This repository contains the implementation of a research-driven project aimed at restoring damaged Sinhala handwritten documents using image processing, machine learning (ML), and natural language processing (NLP) techniques. The project is divided into four modules, each addressing different aspects of document damage detection and restoration.
Handwritten Sinhala documents, often preserved in libraries, offices, and archives, are subject to various damages such as ink blotches, wear and tear, insect attacks, and missing words. Unlike English text restoration, Sinhala script poses unique challenges due to its curved characters and complex structures. This project applies advanced techniques to detect, classify, and restore damaged handwritten content, ensuring readability while preserving original writing styles.
- Detects damaged areas in handwritten Sinhala documents.
- Classifies damages into ink blotches, wear and tear, blurred text, insect attacks, and peeled-off areas.

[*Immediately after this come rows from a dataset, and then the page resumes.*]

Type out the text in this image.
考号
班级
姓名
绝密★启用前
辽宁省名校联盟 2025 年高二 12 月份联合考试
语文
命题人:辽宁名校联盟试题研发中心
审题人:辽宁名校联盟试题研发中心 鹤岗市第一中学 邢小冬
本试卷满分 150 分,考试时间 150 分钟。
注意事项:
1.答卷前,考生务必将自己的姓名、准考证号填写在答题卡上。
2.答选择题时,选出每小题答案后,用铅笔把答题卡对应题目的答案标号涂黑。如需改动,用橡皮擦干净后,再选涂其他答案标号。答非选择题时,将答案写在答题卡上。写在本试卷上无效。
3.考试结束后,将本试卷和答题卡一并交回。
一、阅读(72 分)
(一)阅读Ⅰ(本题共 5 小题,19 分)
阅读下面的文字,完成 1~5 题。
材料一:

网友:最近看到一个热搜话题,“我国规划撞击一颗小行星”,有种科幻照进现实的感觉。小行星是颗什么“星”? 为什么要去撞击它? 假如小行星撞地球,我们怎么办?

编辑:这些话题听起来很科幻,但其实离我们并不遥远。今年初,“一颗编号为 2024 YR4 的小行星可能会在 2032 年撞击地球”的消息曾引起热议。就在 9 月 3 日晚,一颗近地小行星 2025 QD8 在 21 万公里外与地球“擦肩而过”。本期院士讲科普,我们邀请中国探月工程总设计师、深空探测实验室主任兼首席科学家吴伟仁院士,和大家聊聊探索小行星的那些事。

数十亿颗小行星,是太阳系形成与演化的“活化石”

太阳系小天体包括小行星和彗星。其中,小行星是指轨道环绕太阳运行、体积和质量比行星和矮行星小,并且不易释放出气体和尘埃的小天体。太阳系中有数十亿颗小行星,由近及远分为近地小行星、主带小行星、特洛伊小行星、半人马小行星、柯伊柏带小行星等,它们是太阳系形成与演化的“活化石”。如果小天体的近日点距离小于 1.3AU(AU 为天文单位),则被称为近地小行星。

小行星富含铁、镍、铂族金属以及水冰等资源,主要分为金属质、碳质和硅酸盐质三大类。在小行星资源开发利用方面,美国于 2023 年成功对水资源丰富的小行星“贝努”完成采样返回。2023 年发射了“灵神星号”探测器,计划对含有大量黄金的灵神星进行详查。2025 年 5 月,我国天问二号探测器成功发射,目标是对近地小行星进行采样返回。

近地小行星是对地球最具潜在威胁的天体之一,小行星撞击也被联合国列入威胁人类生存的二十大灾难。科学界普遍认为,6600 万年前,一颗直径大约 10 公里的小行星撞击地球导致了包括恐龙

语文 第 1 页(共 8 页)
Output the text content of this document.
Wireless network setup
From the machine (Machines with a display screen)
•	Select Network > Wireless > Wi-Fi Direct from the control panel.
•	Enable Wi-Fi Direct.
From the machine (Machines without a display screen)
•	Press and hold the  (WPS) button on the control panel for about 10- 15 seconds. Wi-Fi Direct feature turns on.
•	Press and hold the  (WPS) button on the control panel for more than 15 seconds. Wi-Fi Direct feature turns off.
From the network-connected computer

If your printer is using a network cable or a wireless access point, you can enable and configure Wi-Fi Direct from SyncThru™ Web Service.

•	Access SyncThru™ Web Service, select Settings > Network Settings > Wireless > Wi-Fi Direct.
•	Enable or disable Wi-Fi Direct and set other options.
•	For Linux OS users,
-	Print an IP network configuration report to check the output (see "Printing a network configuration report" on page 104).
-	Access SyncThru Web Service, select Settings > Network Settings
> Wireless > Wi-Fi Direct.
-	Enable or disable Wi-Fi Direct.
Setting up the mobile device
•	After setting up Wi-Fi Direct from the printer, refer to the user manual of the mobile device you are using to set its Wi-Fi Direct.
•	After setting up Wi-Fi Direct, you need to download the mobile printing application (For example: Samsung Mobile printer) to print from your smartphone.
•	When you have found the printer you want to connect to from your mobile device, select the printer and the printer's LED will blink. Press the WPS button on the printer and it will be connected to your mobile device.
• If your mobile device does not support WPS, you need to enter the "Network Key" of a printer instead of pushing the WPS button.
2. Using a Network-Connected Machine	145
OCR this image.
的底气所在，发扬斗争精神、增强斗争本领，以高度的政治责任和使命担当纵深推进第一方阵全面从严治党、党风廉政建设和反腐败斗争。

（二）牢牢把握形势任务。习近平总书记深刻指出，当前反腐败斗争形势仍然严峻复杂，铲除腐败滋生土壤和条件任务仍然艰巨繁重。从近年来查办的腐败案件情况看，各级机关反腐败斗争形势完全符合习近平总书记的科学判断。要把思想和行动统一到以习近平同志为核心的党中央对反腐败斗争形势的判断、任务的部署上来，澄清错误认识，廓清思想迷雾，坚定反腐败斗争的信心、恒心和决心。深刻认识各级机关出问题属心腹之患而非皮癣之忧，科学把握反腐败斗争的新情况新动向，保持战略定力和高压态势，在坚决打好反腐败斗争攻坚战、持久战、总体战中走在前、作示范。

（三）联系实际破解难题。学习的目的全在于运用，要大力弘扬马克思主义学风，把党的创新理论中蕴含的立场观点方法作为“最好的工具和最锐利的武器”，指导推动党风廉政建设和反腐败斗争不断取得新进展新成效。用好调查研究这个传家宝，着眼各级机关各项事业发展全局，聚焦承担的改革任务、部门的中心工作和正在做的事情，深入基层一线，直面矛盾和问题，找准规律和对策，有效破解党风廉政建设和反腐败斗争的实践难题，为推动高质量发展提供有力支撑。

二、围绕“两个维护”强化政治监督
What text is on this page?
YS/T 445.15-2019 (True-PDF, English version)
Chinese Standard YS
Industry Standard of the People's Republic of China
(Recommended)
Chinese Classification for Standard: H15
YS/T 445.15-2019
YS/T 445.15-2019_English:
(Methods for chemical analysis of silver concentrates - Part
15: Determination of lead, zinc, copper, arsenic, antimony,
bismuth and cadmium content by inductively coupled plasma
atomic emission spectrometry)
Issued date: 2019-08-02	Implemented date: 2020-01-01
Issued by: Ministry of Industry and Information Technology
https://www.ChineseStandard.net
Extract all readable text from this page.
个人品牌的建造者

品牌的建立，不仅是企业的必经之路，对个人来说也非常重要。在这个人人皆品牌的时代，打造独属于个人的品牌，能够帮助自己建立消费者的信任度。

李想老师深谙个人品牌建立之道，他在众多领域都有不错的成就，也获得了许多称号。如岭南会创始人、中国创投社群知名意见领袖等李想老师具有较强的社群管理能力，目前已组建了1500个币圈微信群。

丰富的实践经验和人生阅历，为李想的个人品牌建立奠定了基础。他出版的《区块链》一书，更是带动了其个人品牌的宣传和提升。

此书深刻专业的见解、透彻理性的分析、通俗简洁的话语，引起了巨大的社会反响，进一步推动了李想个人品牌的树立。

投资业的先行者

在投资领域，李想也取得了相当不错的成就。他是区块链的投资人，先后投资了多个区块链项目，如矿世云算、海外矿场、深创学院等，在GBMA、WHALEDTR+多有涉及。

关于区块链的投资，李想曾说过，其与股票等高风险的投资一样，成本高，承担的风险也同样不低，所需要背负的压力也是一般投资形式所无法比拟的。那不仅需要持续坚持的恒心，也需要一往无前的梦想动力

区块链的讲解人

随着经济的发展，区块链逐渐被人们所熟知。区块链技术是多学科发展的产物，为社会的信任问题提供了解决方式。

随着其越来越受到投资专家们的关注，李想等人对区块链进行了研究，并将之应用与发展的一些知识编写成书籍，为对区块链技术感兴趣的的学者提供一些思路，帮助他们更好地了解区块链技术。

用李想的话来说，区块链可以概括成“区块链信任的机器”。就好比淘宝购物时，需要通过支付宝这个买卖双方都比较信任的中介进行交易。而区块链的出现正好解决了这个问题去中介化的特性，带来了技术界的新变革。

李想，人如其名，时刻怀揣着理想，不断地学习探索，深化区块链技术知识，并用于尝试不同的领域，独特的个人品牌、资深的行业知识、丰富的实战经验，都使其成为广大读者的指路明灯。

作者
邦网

- Categorizes detected damages into minor (affecting parts of letters) or contextual (missing full words or phrases).
- Estimates missing content based on word spacing, character structure, and paragraph context.
- Restores blurred or bleed-through text to improve readability.
- Reconstructs minor letter-level damages while preserving original handwriting style.
- Ensures restored text blends seamlessly into the document.
- Restores larger missing sections, including entire letters, words, and phrases.
- Ensures the restored text maintains semantic coherence with the surrounding content.